A impressão é de sempre ser sobre um atraso que se fundamentam as nossas relações de identidade e de cultura popular. O trato com questões tão fundamentais e tão essenciais, como o racismo, evidencia a patética e séria estagnação da qual nosso país sofre. E aí reside a importância de montagens e produções que se empenham em revelar os nossos “reconhecimentos tardios” (isso, quando há reconhecimento). A peça apresentada não só narra a história d’ O Negrinho do Pastoreio como também enfatiza e lança luz à irresponsabilidade que há no tratamento com as questões étnicas, especialmente as que envolvem as culturas afro-brasileiras – é de uma necessidade de reescritura da(s) história(s) que se trata isso tudo. Ainda hoje, nós continuamos a matar jovens negros no Brasil (leia aqui e aqui) e tratar da cultura afro-brasileira, da qual todos nós somos frutos, de maneira criminosa e desonesta (leia aqui e aqui).

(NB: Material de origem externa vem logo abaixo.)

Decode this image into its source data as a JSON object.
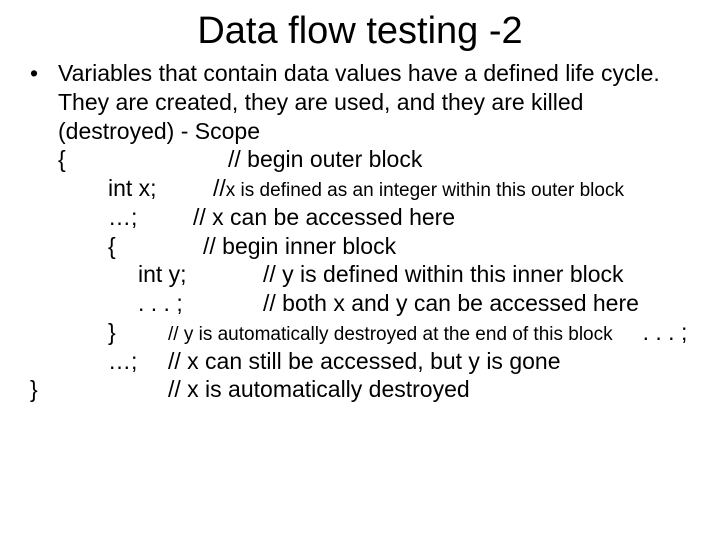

Ao centralizar essas questões em um menino, cuja ingenuidade e espontaneidade se assemelham ao do público, a montagem parece enaltecer o absurdo existente ao se fazer distinções e julgamentos envolvendo a cor de pele, por exemplo, e mais absurdo ainda é viver em uma sociedade que constantemente revela a permanência de comportamentos e pensamentos inadmissíveis. A morte do Negrinho do Pastoreio faz lembrar os linchamentos e as chacinas. É sobre constrangimento e é sobre urgência. É sobre a obrigação imprescindível de se apresentar referenciais reais, próximos e que possibilitem movimento e mudança.
Afinal, aqui, nessa terra, zumbi é Zumbi dos Palmares.